De mais a mais, e na esteira de abalizada doutrina, o artigo 224 do Código Eleitoral parece não ter sido recepcionado pela Constituição Federal, na medida em que o constituinte disciplinou a dupla vacância para a chefia do Poder Executivo Federal no já mencionado artigo 81, caput, e parágrafo 1° da Constituição Federal. Dessa forma, reconhecendo que o aludido artigo 224, caput, introduz situação de dupla vacância, a sua validade, sob o aspecto constitucional, é bastante questionável, podendo se estender o mesmo raciocínio para o seu parágrafo 4º[2].

Como bem ressalta Carlos Eduardo Frazão, os novos dispositivos do Código Eleitoral contribuíram para ampliar as controvérsias, pois o parágrafo 3° do artigo 224 introduziu verdadeira hipótese de dupla vacância simultânea, já que, na prática, o reconhecimento de ilícitos eleitorais, como captação ilícita de sufrágio ou de recursos em campanhas eleitorais, de condutas vedadas pela legislação eleitoral, e de uso de poder econômico ou político impõe a cassação do registro ou do diploma do titular e do vice, como corolário do princípio da indivisibilidade da chapa, o que se materializa, processualmente, na formação de litisconsórcio passivo unitário necessário, significando dizer que a decisão da Justiça Eleitoral forçosamente reverbera na esfera jurídica do vice integrante da chapa[3].

Denota-se, com isso, haver incompatibilidade entre o parágrafo 4° do artigo 224 do Código Eleitoral e a disciplina prevista na Constituição Federal, pois o constituinte criou um regime jurídico próprio para a sucessão presidencial quando ocorrer a dupla vacância dos cargos, de modo que o legislador ordinário, ao estabelecer uma nova forma de sucessão, não se atentou para o fato de que a condenação judicial em qualquer das hipóteses previstas no artigo 224, parágrafo 3°, do Código Eleitoral resultará, ao final e ao cabo, em casos de dupla vacância, tema suficientemente disciplinado pela Constituição Federal.

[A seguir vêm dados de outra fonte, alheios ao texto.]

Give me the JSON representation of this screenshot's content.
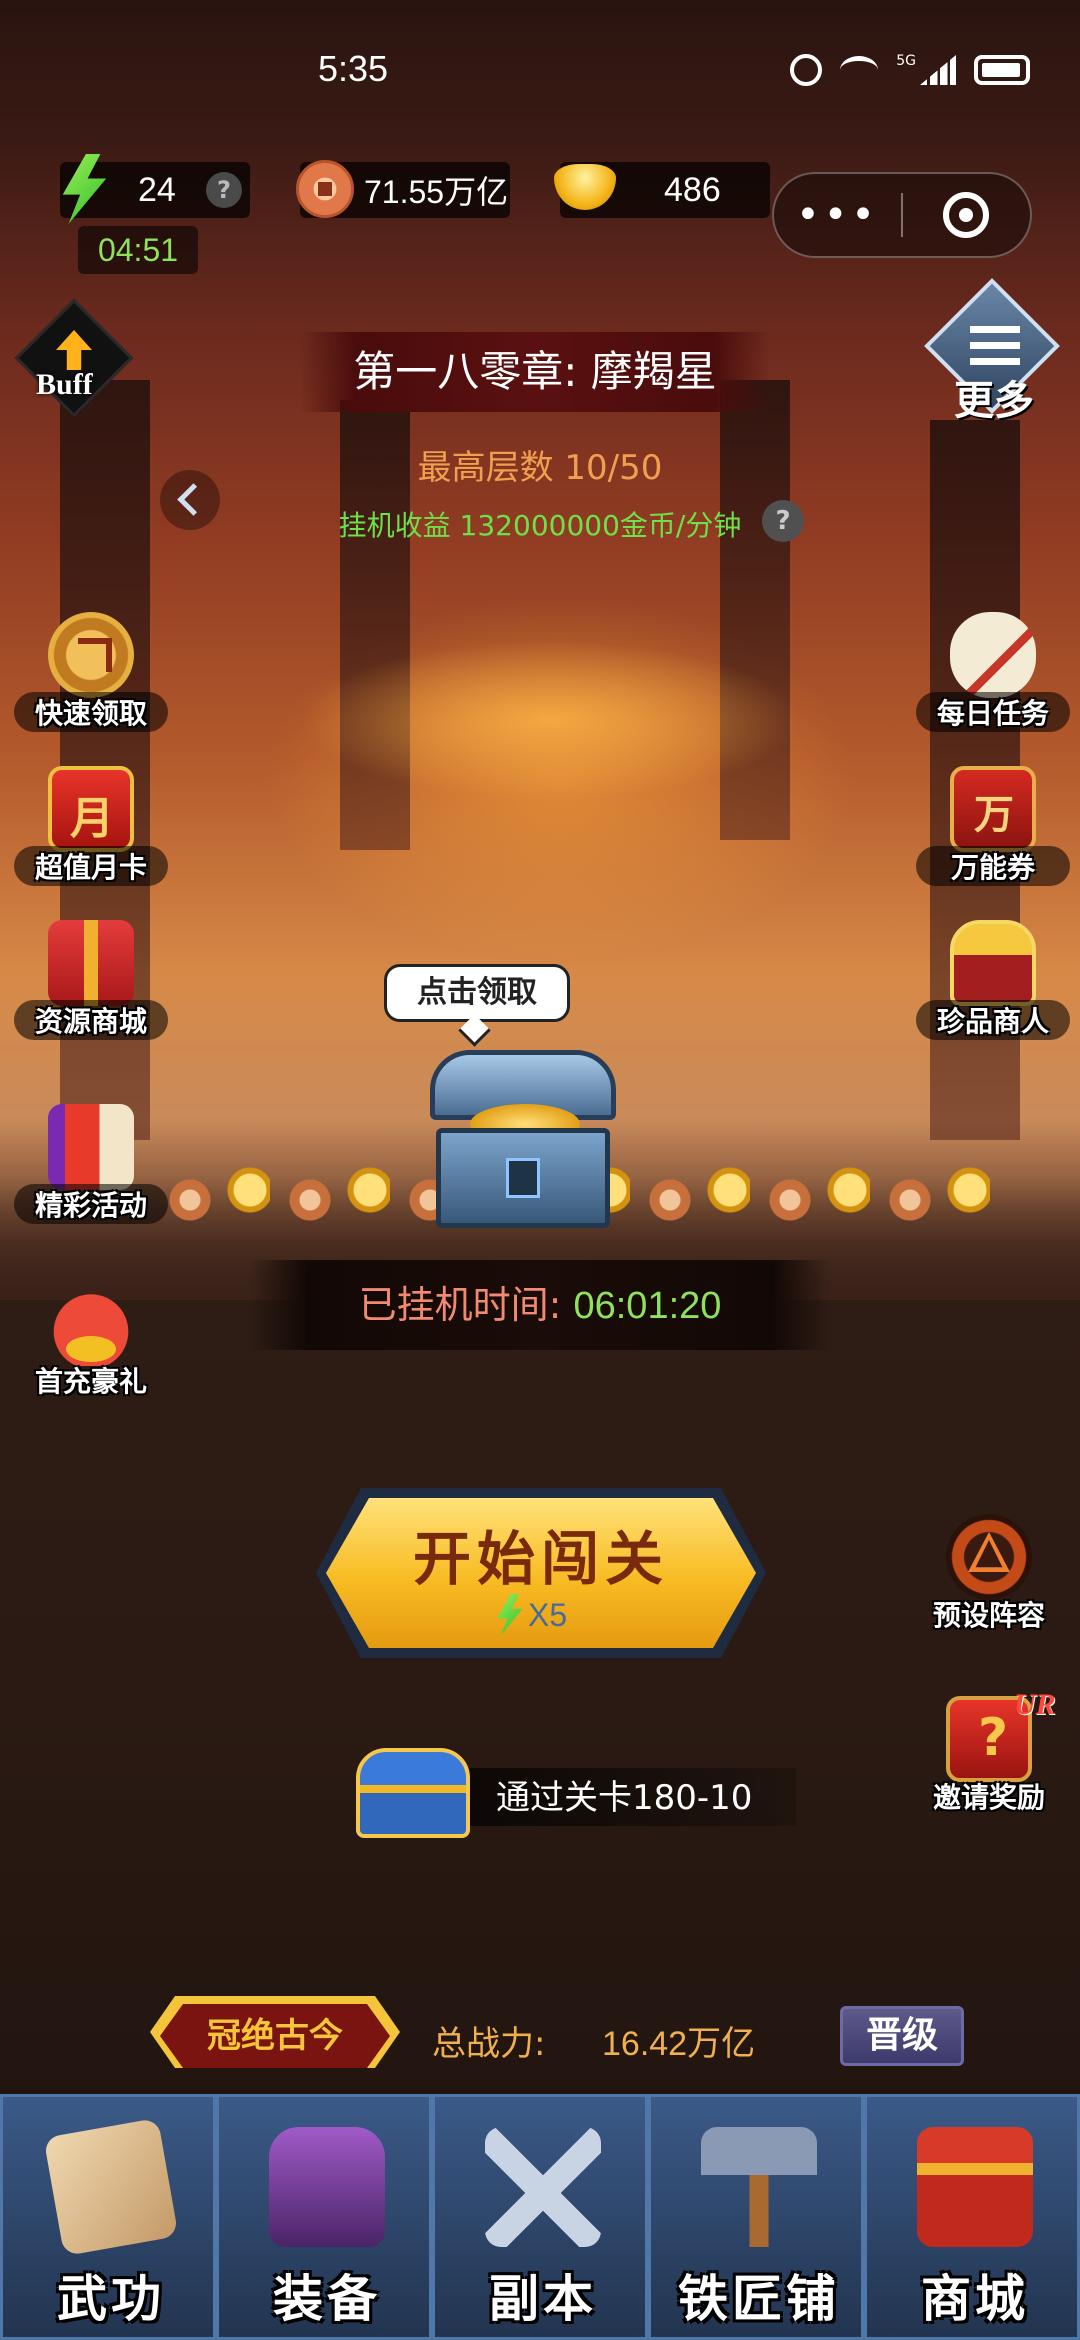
{
  "status_bar": {
    "time": "5:35",
    "network": "5G"
  },
  "resources": {
    "energy": "24",
    "energy_timer": "04:51",
    "copper": "71.55万亿",
    "gold": "486",
    "help": "?"
  },
  "capsule": {
    "more": "•••"
  },
  "buff": {
    "label": "Buff"
  },
  "more_menu": {
    "label": "更多"
  },
  "chapter": {
    "title": "第一八零章: 摩羯星",
    "floor": "最高层数 10/50",
    "income": "挂机收益 132000000金币/分钟",
    "help": "?"
  },
  "left_buttons": [
    {
      "label": "快速领取"
    },
    {
      "label": "超值月卡"
    },
    {
      "label": "资源商城"
    },
    {
      "label": "精彩活动"
    },
    {
      "label": "首充豪礼"
    }
  ],
  "right_buttons": [
    {
      "label": "每日任务"
    },
    {
      "label": "万能券"
    },
    {
      "label": "珍品商人"
    },
    {
      "label": "预设阵容"
    },
    {
      "label": "邀请奖励",
      "tag": "UR"
    }
  ],
  "chest": {
    "bubble": "点击领取"
  },
  "idle": {
    "label": "已挂机时间:",
    "time": "06:01:20"
  },
  "start_button": {
    "title": "开始闯关",
    "cost": "X5"
  },
  "stage_reward": {
    "label": "通过关卡180-10"
  },
  "power": {
    "rank": "冠绝古今",
    "label": "总战力:",
    "value": "16.42万亿",
    "upgrade": "晋级"
  },
  "bottom_nav": [
    {
      "label": "武功",
      "icon": "book-icon"
    },
    {
      "label": "装备",
      "icon": "armor-icon"
    },
    {
      "label": "副本",
      "icon": "swords-icon"
    },
    {
      "label": "铁匠铺",
      "icon": "hammer-icon"
    },
    {
      "label": "商城",
      "icon": "shop-icon"
    }
  ]
}
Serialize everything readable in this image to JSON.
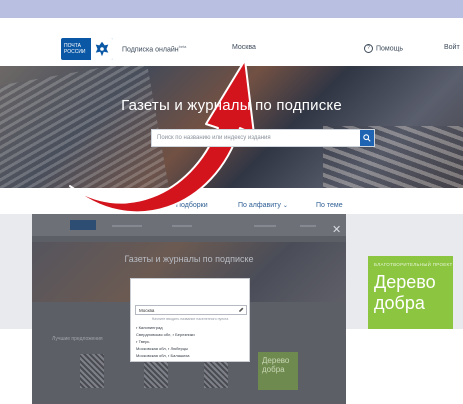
{
  "header": {
    "logo_text": "ПОЧТА РОССИИ",
    "subscription_label": "Подписка онлайн",
    "subscription_badge": "beta",
    "city": "Москва",
    "help": "Помощь",
    "login": "Войт"
  },
  "hero": {
    "title": "Газеты и журналы по подписке",
    "search_placeholder": "Поиск по названию или индексу издания"
  },
  "subnav": {
    "items": [
      "Подборки",
      "По алфавиту",
      "По теме"
    ]
  },
  "promo": {
    "small": "БЛАГОТВОРИТЕЛЬНЫЙ ПРОЕКТ",
    "big": "Дерево добра"
  },
  "overlay": {
    "title": "Газеты и журналы по подписке",
    "close": "✕",
    "section": "Лучшие предложения",
    "promo_text": "Дерево добра",
    "dropdown": {
      "input_value": "Москва",
      "hint": "Начните вводить название населенного пункта",
      "options": [
        "г Калининград",
        "Свердловская обл, г Березники",
        "г Тверь",
        "Московская обл, г Люберцы",
        "Московская обл, г Балашиха"
      ]
    }
  },
  "colors": {
    "brand": "#0a57a5",
    "arrow": "#d4141c",
    "promo": "#8cc641"
  }
}
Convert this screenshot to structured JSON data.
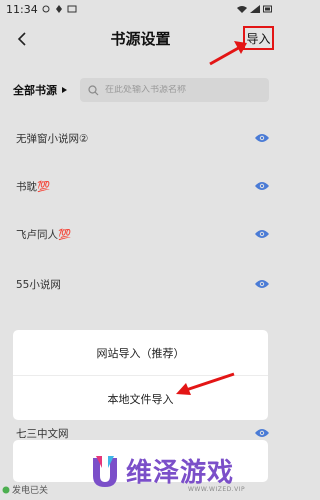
{
  "status_bar": {
    "time": "11:34"
  },
  "header": {
    "title": "书源设置",
    "import_label": "导入"
  },
  "filter": {
    "source_label": "全部书源",
    "search_placeholder": "在此处输入书源名称"
  },
  "sources": [
    {
      "name": "无弹窗小说网②"
    },
    {
      "name": "书耽💯"
    },
    {
      "name": "飞卢同人💯"
    },
    {
      "name": "55小说网"
    },
    {
      "name": "七三中文网"
    }
  ],
  "sheet": {
    "options": [
      "网站导入（推荐）",
      "本地文件导入"
    ]
  },
  "footer": {
    "fragment": "发电已关"
  },
  "watermark": {
    "text": "维泽游戏",
    "sub": "WWW.WIZED.VIP"
  },
  "colors": {
    "annotation_red": "#e31515",
    "eye_blue": "#4a7bd6",
    "watermark_purple": "#7b4fc9"
  }
}
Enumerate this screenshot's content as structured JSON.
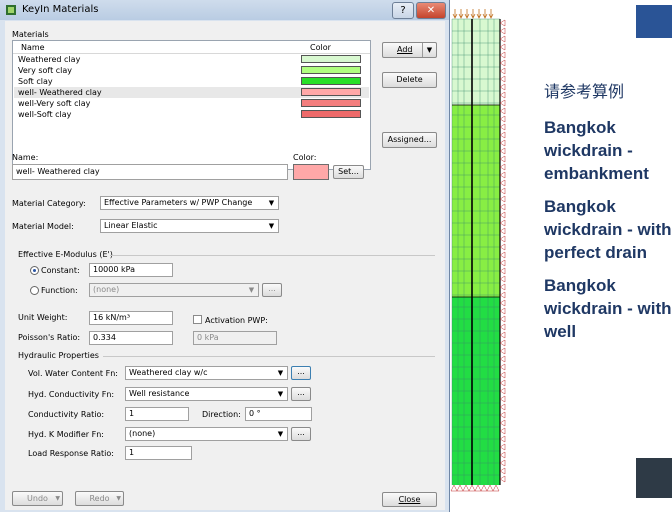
{
  "window": {
    "title": "KeyIn Materials",
    "help_label": "?",
    "close_label": "✕"
  },
  "materials": {
    "group_label": "Materials",
    "col_name": "Name",
    "col_color": "Color",
    "rows": [
      {
        "name": "Weathered clay",
        "color": "#d8f8d0"
      },
      {
        "name": "Very soft clay",
        "color": "#b0ff80"
      },
      {
        "name": "Soft clay",
        "color": "#28e028"
      },
      {
        "name": "well- Weathered clay",
        "color": "#ffa8a8",
        "selected": true
      },
      {
        "name": "well-Very soft clay",
        "color": "#f47e7e"
      },
      {
        "name": "well-Soft clay",
        "color": "#ee6a6a"
      }
    ]
  },
  "side_buttons": {
    "add": "Add",
    "delete": "Delete",
    "assigned": "Assigned..."
  },
  "name_field": {
    "label": "Name:",
    "value": "well- Weathered clay"
  },
  "color_field": {
    "label": "Color:",
    "swatch": "#ffa8a8",
    "set_label": "Set..."
  },
  "category": {
    "label": "Material Category:",
    "value": "Effective Parameters w/ PWP Change"
  },
  "model": {
    "label": "Material Model:",
    "value": "Linear Elastic"
  },
  "modulus": {
    "group_label": "Effective E-Modulus (E')",
    "constant_label": "Constant:",
    "constant_value": "10000 kPa",
    "function_label": "Function:",
    "function_value": "(none)",
    "function_btn": "..."
  },
  "unit_weight": {
    "label": "Unit Weight:",
    "value": "16 kN/m³"
  },
  "activation": {
    "label": "Activation PWP:",
    "value": "0 kPa"
  },
  "poisson": {
    "label": "Poisson's Ratio:",
    "value": "0.334"
  },
  "hydraulic": {
    "group_label": "Hydraulic Properties",
    "vwc_label": "Vol. Water Content Fn:",
    "vwc_value": "Weathered clay w/c",
    "vwc_btn": "...",
    "hydk_label": "Hyd. Conductivity Fn:",
    "hydk_value": "Well resistance",
    "hydk_btn": "...",
    "ratio_label": "Conductivity Ratio:",
    "ratio_value": "1",
    "direction_label": "Direction:",
    "direction_value": "0 °",
    "kmod_label": "Hyd. K Modifier Fn:",
    "kmod_value": "(none)",
    "kmod_btn": "...",
    "lrr_label": "Load Response Ratio:",
    "lrr_value": "1"
  },
  "footer": {
    "undo": "Undo",
    "redo": "Redo",
    "close": "Close"
  },
  "slide": {
    "chinese": "请参考算例",
    "items": [
      "Bangkok wickdrain - embankment",
      "Bangkok wickdrain - with perfect drain",
      "Bangkok wickdrain - with well"
    ]
  }
}
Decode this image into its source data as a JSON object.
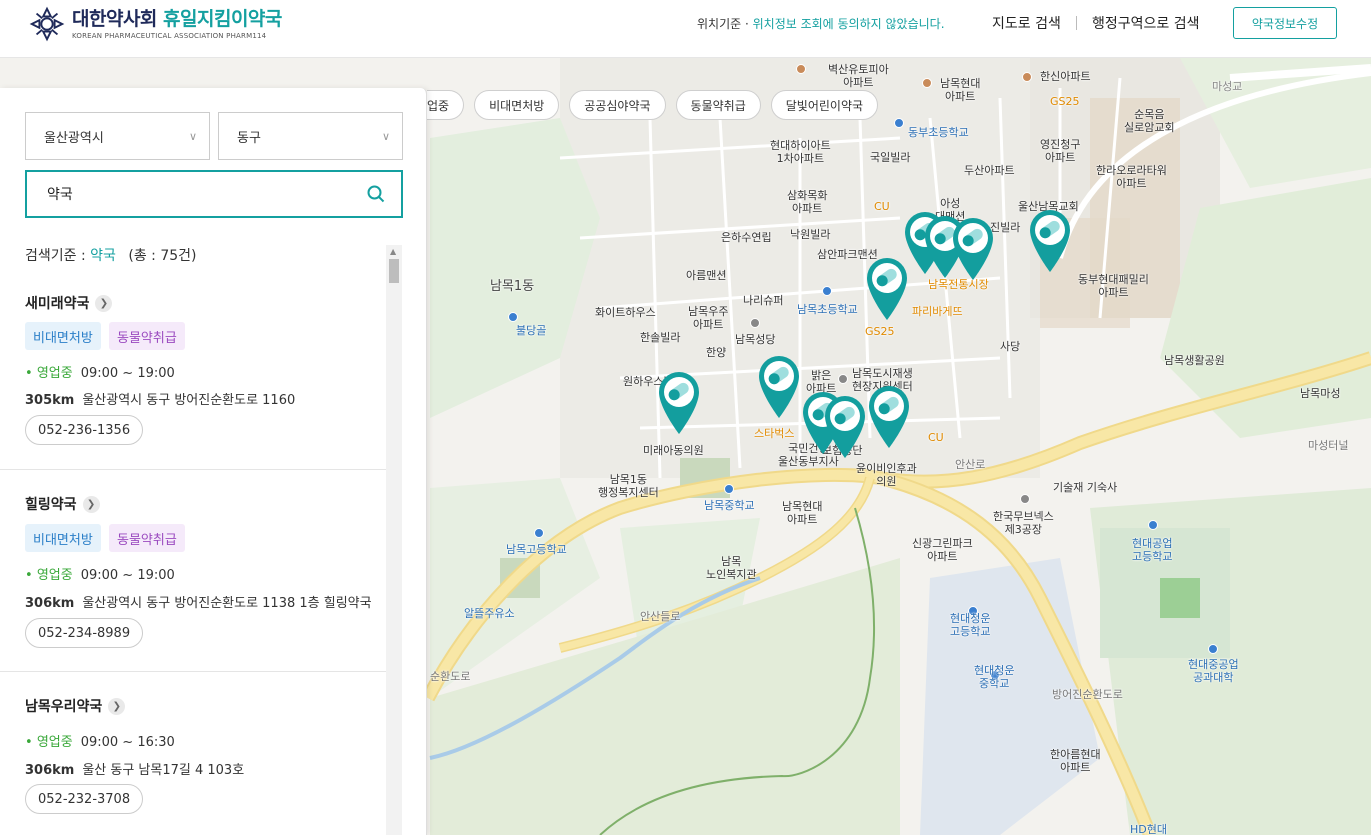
{
  "header": {
    "logo_main_1": "대한약사회",
    "logo_main_2": "휴일지킴이약국",
    "logo_sub": "KOREAN PHARMACEUTICAL ASSOCIATION PHARM114",
    "location_prefix": "위치기준 · ",
    "location_link": "위치정보 조회에 동의하지 않았습니다.",
    "nav_map_search": "지도로 검색",
    "nav_region_search": "행정구역으로 검색",
    "edit_button": "약국정보수정"
  },
  "filters": {
    "chips": [
      "업중",
      "비대면처방",
      "공공심야약국",
      "동물약취급",
      "달빛어린이약국"
    ]
  },
  "panel": {
    "city_select": "울산광역시",
    "district_select": "동구",
    "search_value": "약국",
    "criteria_label": "검색기준 : ",
    "criteria_keyword": "약국",
    "criteria_count": "(총 : 75건)",
    "items": [
      {
        "name": "새미래약국",
        "tags": [
          "비대면처방",
          "동물약취급"
        ],
        "status": "영업중",
        "hours": "09:00 ~ 19:00",
        "distance": "305km",
        "address": "울산광역시 동구 방어진순환도로 1160",
        "phone": "052-236-1356"
      },
      {
        "name": "힐링약국",
        "tags": [
          "비대면처방",
          "동물약취급"
        ],
        "status": "영업중",
        "hours": "09:00 ~ 19:00",
        "distance": "306km",
        "address": "울산광역시 동구 방어진순환도로 1138 1층 힐링약국",
        "phone": "052-234-8989"
      },
      {
        "name": "남목우리약국",
        "tags": [],
        "status": "영업중",
        "hours": "09:00 ~ 16:30",
        "distance": "306km",
        "address": "울산 동구 남목17길 4 103호",
        "phone": "052-232-3708"
      }
    ]
  },
  "map": {
    "labels": {
      "l1": "벽산유토피아\n아파트",
      "l2": "남목현대\n아파트",
      "l3": "한신아파트",
      "l4": "GS25",
      "l5": "마성교",
      "l6": "순목음\n실로암교회",
      "l7": "동부초등학교",
      "l8": "현대하이아트\n1차아파트",
      "l9": "국일빌라",
      "l10": "영진청구\n아파트",
      "l11": "한라오로라타워\n아파트",
      "l12": "두산아파트",
      "l13": "삼화목화\n아파트",
      "l14": "CU",
      "l15": "아성\n대맨션",
      "l16": "울산남목교회",
      "l17": "은하수연립",
      "l18": "낙원빌라",
      "l19": "삼안파크맨션",
      "l20": "진빌라",
      "l21": "남목1동",
      "l22": "아름맨션",
      "l23": "동부현대패밀리\n아파트",
      "l24": "화이트하우스",
      "l25": "나리슈퍼",
      "l26": "남목초등학교",
      "l27": "남목전통시장",
      "l28": "불당골",
      "l29": "남목우주\n아파트",
      "l30": "파리바게뜨",
      "l31": "GS25",
      "l32": "한솔빌라",
      "l33": "남목성당",
      "l34": "사당",
      "l35": "한양",
      "l36": "남목생활공원",
      "l37": "원하우스빌라",
      "l38": "밝은\n아파트",
      "l39": "남목도시재생\n현장지원센터",
      "l40": "남목마성",
      "l41": "스타벅스",
      "l42": "CU",
      "l43": "마성터널",
      "l44": "미래아동의원",
      "l45": "국민건강\n울산동부지사",
      "l46": "보험공단",
      "l47": "안산로",
      "l48": "윤이비인후과\n의원",
      "l49": "남목1동\n행정복지센터",
      "l50": "기술재 기숙사",
      "l51": "남목중학교",
      "l52": "남목현대\n아파트",
      "l53": "한국무브넥스\n제3공장",
      "l54": "남목고등학교",
      "l55": "신광그린파크\n아파트",
      "l56": "현대공업\n고등학교",
      "l57": "남목\n노인복지관",
      "l58": "알뜰주유소",
      "l59": "안산들로",
      "l60": "현대청운\n고등학교",
      "l61": "현대중공업\n공과대학",
      "l62": "현대청운\n중학교",
      "l63": "순환도로",
      "l64": "방어진순환도로",
      "l65": "한아름현대\n아파트",
      "l66": "HD현대"
    }
  },
  "colors": {
    "accent": "#14a0a0",
    "pin": "#139e9e",
    "open_green": "#3aa83a"
  }
}
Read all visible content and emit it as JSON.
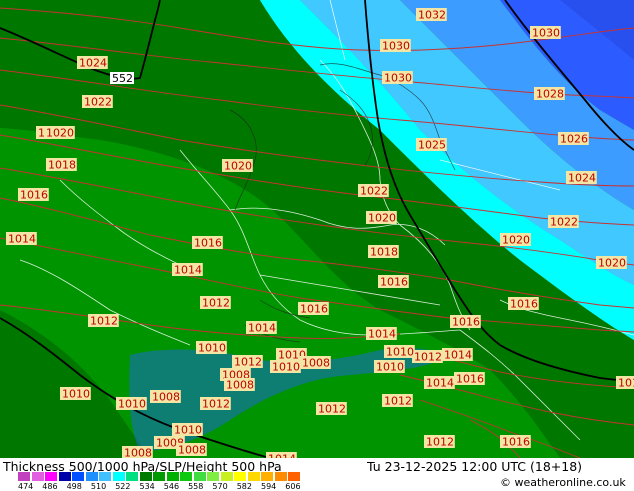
{
  "header": {
    "title": "Thickness 500/1000 hPa/SLP/Height 500 hPa",
    "datetime": "Tu 23-12-2025 12:00 UTC (18+18)",
    "credit": "© weatheronline.co.uk"
  },
  "legend": {
    "ticks": [
      "474",
      "486",
      "498",
      "510",
      "522",
      "534",
      "546",
      "558",
      "570",
      "582",
      "594",
      "606"
    ],
    "colors": [
      "#c040c0",
      "#e060e0",
      "#ff00ff",
      "#0000aa",
      "#0050ff",
      "#2090ff",
      "#40c0ff",
      "#00ffff",
      "#00e080",
      "#007a00",
      "#009a00",
      "#00b000",
      "#10c810",
      "#40dc40",
      "#80ee40",
      "#c8f020",
      "#ffff00",
      "#ffd800",
      "#ffb000",
      "#ff8c00",
      "#ff6000"
    ]
  },
  "map": {
    "colors": {
      "dark_blue": "#2c5cff",
      "mid_blue": "#3c9cff",
      "light_blue": "#40c8ff",
      "cyan": "#00ffff",
      "dark_green": "#007800",
      "green": "#008c00",
      "light_green": "#00a000",
      "lighter_green": "#00b400",
      "isobar": "#c83232",
      "border": "#ffffff",
      "height_line": "#000000"
    },
    "height_label": "552",
    "isobar_labels": [
      "1032",
      "1030",
      "1030",
      "1030",
      "1028",
      "1026",
      "1025",
      "1024",
      "1024",
      "1022",
      "1022",
      "1022",
      "1022",
      "1020",
      "1020",
      "1020",
      "1020",
      "1020",
      "1018",
      "1018",
      "1016",
      "1016",
      "1016",
      "1016",
      "1016",
      "1016",
      "1016",
      "1016",
      "1014",
      "1014",
      "1014",
      "1014",
      "1014",
      "1014",
      "1014",
      "1012",
      "1012",
      "1012",
      "1012",
      "1012",
      "1012",
      "1012",
      "1012",
      "1010",
      "1010",
      "1010",
      "1010",
      "1010",
      "1010",
      "1010",
      "1010",
      "1008",
      "1008",
      "1008",
      "1008",
      "1008",
      "1008",
      "1008",
      "1014"
    ]
  }
}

A rigor, o parágrafo 4º do artigo 224 do Código Eleitoral não tem aplicação sequer para situações de dupla vacância dos cargos do Poder Executivo de estados, do Distrito Federal e dos municípios, em razão do princípio federativo. A sucessão, nesses casos, é tema que se insere na autonomia dos entes federativos.

Assim, diante da capacidade de auto-organização conferida a cada ente da Federação, inclusive para editar leis próprias e elaborar suas respectivas Constituições e Leis Orgânicas, ainda que existam limitações materiais e procedimentais em observância ao princípio da simetria que estabelece normas constitucionais de reprodução obrigatória, é forçoso reconhecer que o regramento do art. 81, caput, e § 1°, da Constituição Federal não é de aplicação obrigatória para reger situações de dupla vacância que se deem nos Estados, no Distrito Federal e nos Municípios.

Na esteira do que já decidiu o Supremo Tribunal Federal em outras oportunidades, o art. 81 da Constituição Federal não projeta o princípio da simetria constitucional, de modo que a disciplina sobre a sucessão em casos de dupla vacância na chefia do Poder Executivo situa-se na esfera de autonomia política dos respectivos entes, cabendo ao constituinte estadual, distrital ou municipal legislar sobre a matéria, sem obrigatoriedade de se adotar o modelo federal.

Assim, conclui-se que o parágrafo 4° do artigo 224 do Código Eleitoral é inconstitucional para reger as situações previstas no parágrafo 3° do mesmo artigo de lei, não só porque ofende o artigo 81 da Constituição Federal, mas também porque atenta contra o princípio federativo[4][5].

Mudanças constitucionais casuísticas em tempos de crise, sob o frágil e falacioso argumento de se agir em favor do povo, longe de significarem o respeito à soberania do voto popular, mais correspondem ao enfraquecimento da democracia e de nossas instituições. A Carta da República, em momentos como o atual, deve ser prestigiada, e não desrespeitada.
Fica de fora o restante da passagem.